Westminster Cathedral is the largest Catholic church in the UK and the seat of the Archbishop of Westminster. It was built between 1895 and 1903 in the Neo-Byzantine style on a site previously occupied by the Tothill Fields Bridewell prison from 1618 to 1884.

Victoria Palace Theatre dates from 1911 and replaced the Royal Standard Music Hall, built in 1886. That itself had been a replacement for an earlier Royal Standard Music Hall, which originally opened in 1850 as Moy's Music Hall.

Little Ben, a 20 ft-tall clock tower in the style of Big Ben, stands at the intersection of Vauxhall Bridge Road and Victoria Street. It was erected in 1892 but removed in 1964 during road widening works, and was kept in storage until eventually being restored in 1981.

The Apollo Victoria Theatre was built in 1929 in Art Deco style, opening in 1930 the New Victoria Cinema. It closed in 1975 before being reopened as a theatre in 1981. In 1984 it became host to the musical Starlight Express, which remained its main production until 2002.

Opposite the Victoria Street entrance to Victoria Station is the site of the former Metropole Kinema, built in 1929 and in operation until 1977. It reopened in 1978 as The Venue, a live music club owned by Virgin Records, which ran until 1984. The building was demolished in 2013.

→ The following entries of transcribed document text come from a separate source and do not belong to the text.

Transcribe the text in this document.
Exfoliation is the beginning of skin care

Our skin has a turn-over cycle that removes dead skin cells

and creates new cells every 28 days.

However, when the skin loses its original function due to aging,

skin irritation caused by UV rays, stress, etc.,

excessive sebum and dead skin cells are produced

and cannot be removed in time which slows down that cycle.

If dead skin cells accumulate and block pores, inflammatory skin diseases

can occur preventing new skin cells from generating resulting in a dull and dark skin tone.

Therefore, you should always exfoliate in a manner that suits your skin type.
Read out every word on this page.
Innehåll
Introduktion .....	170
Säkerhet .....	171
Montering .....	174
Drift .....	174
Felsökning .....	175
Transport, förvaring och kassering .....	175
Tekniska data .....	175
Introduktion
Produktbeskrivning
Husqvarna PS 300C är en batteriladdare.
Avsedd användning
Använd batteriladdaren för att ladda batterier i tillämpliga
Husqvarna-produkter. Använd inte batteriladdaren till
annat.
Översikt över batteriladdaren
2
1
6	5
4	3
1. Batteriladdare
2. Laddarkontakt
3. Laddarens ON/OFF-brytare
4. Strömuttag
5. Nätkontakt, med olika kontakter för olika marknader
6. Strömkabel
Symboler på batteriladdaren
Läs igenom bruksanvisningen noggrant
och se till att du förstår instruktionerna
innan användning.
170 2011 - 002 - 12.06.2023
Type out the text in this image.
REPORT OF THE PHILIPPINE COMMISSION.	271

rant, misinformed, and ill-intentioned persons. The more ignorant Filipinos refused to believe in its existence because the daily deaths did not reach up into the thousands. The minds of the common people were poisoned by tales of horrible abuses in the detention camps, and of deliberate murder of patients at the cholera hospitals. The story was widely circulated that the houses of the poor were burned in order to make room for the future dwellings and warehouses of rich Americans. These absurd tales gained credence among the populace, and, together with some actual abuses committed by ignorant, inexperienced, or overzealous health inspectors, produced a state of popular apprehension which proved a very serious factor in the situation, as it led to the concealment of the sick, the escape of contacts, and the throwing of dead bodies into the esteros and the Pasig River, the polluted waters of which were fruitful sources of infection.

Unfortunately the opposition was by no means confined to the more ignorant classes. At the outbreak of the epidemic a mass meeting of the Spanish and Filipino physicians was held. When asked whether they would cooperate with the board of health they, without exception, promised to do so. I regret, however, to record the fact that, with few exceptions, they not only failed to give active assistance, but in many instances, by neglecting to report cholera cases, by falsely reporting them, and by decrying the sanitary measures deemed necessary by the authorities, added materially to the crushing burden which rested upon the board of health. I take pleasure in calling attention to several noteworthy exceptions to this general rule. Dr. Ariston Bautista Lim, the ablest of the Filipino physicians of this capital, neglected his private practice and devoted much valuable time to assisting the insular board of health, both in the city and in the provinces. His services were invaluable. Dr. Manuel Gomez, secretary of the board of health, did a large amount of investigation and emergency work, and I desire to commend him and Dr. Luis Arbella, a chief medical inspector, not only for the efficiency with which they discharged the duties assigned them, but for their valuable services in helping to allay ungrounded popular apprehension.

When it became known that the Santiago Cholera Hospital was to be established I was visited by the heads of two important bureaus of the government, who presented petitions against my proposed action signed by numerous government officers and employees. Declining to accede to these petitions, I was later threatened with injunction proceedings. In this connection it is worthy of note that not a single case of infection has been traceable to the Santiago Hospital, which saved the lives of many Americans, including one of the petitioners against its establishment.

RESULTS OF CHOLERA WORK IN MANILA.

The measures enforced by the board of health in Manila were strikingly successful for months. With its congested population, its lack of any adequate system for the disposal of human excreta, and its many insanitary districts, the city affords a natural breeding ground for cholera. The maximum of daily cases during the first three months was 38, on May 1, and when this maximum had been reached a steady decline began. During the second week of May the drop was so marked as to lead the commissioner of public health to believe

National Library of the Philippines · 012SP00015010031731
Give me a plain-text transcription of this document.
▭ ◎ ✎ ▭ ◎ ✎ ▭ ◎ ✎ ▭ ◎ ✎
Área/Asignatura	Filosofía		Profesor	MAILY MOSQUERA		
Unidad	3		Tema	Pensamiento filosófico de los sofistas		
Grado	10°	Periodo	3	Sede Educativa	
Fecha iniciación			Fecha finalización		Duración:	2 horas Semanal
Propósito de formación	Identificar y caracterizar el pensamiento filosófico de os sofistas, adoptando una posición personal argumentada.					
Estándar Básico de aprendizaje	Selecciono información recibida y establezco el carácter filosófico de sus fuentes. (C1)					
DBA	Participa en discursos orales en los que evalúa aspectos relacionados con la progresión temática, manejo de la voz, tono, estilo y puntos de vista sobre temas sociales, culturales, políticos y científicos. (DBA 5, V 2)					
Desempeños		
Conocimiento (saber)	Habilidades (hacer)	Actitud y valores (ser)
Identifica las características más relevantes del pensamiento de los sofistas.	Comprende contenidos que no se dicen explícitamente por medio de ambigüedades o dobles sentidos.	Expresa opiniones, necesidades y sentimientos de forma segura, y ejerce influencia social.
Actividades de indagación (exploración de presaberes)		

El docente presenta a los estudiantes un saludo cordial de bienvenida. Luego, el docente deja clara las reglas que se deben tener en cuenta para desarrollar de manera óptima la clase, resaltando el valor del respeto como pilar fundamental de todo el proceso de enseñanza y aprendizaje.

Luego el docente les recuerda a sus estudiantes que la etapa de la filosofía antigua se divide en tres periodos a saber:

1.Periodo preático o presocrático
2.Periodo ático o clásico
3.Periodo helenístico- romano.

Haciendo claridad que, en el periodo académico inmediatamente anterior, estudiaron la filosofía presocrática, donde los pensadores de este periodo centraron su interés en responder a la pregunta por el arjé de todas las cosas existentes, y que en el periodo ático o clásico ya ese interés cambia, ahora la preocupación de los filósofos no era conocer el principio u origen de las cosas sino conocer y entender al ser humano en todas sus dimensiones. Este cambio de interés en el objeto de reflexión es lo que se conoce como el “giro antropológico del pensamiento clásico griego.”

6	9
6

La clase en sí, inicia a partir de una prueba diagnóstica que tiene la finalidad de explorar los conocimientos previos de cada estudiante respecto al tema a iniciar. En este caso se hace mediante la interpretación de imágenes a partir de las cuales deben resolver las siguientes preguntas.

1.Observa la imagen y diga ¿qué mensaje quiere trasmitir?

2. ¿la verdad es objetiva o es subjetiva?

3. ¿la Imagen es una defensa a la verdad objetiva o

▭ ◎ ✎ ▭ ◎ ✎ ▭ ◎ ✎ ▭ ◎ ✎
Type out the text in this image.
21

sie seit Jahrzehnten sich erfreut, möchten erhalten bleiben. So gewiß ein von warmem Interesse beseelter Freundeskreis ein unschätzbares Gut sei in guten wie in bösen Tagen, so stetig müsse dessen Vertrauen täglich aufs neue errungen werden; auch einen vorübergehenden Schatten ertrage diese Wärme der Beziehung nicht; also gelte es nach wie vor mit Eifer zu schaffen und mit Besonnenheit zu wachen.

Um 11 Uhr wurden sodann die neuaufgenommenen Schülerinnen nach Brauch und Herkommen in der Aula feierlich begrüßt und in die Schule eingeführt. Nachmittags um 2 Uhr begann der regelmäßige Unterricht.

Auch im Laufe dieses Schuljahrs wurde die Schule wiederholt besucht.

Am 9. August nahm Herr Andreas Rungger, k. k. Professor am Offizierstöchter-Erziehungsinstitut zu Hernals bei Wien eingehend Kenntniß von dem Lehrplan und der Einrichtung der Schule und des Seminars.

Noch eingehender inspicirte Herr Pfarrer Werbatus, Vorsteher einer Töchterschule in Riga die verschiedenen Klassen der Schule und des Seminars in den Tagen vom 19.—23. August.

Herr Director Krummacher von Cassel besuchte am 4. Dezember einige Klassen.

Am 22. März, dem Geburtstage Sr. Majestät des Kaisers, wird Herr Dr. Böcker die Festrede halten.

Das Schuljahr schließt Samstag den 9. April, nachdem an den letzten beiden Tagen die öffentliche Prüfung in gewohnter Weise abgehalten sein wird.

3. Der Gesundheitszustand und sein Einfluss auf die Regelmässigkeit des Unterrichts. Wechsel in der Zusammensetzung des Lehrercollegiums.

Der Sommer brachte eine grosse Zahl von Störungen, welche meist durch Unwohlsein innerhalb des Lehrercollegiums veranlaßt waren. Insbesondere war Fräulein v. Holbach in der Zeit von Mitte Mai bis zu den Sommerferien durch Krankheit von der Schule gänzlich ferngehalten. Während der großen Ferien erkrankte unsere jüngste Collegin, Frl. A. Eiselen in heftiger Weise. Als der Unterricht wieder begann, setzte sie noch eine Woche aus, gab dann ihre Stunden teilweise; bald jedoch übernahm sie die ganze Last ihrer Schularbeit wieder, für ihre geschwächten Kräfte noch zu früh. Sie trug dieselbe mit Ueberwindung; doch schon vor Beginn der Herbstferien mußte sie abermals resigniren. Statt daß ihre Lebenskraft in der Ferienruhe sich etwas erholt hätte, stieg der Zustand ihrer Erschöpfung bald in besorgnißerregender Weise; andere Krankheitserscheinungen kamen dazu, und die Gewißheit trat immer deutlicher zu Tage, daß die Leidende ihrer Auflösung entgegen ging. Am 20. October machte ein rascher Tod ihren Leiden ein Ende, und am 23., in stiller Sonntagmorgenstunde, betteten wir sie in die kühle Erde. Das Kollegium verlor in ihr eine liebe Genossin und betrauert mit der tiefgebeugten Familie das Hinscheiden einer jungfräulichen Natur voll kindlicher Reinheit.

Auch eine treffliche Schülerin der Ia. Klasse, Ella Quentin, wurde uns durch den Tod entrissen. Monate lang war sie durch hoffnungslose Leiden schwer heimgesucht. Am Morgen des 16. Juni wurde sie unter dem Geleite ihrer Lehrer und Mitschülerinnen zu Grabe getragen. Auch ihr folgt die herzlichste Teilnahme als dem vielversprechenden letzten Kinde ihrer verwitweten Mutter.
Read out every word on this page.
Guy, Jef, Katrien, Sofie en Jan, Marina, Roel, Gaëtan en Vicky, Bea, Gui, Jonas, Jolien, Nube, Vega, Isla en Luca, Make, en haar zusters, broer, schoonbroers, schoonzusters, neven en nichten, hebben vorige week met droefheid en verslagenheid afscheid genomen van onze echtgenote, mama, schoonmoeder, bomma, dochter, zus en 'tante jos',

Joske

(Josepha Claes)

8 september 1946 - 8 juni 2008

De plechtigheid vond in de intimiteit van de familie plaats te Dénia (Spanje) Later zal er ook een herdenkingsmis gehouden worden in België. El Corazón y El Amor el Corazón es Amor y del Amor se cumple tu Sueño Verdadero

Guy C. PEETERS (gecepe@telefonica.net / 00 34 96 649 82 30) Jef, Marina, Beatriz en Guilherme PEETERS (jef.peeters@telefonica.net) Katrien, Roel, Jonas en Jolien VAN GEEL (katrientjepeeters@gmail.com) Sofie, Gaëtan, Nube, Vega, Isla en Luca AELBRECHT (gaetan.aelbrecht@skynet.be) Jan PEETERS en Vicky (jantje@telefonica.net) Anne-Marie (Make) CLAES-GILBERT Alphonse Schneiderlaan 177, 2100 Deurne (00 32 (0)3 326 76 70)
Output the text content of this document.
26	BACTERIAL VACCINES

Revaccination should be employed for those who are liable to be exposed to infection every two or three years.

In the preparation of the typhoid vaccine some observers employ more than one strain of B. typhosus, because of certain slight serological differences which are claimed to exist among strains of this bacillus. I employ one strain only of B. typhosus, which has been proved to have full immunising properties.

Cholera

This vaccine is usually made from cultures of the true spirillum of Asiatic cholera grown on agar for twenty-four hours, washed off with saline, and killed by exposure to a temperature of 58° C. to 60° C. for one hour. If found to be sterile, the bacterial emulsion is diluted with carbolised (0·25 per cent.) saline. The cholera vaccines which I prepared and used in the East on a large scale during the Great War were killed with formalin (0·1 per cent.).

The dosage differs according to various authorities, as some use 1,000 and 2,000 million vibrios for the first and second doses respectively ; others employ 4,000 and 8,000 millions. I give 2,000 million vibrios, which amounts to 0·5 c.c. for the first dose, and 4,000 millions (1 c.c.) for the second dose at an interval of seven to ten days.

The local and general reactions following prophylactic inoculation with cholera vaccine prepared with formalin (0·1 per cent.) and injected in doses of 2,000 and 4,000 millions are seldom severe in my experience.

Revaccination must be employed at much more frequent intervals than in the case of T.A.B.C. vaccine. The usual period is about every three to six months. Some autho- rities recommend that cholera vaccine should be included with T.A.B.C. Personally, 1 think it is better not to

The House of Fraser department store on Victoria Street, opened in 2005, is built on the site of the former flagship branch of the Army & Navy Stores, opened in 1872. Army & Navy Stores had been acquired by House of Fraser in 1973.

==Local schools==
Three notable schools are closest to the Victoria neighbourhood, Westminster City School for Boys and Grey Coat Hospital for Girls, as well as the independent Westminster School at Deans Yard near Westminster Abbey.

==Future==
Victoria is a designated 'Opportunity Area' in the Mayor's London Plan and Westminster City Council's Adopted Core Strategy January 2011 policy planning document, recognising the potential of the area, with its excellent transport links to accommodate commercial and residential growth. There are a number of emerging proposals for major redevelopment in the area, including improvements to the Victoria Underground Station, and regeneration of surrounding sites.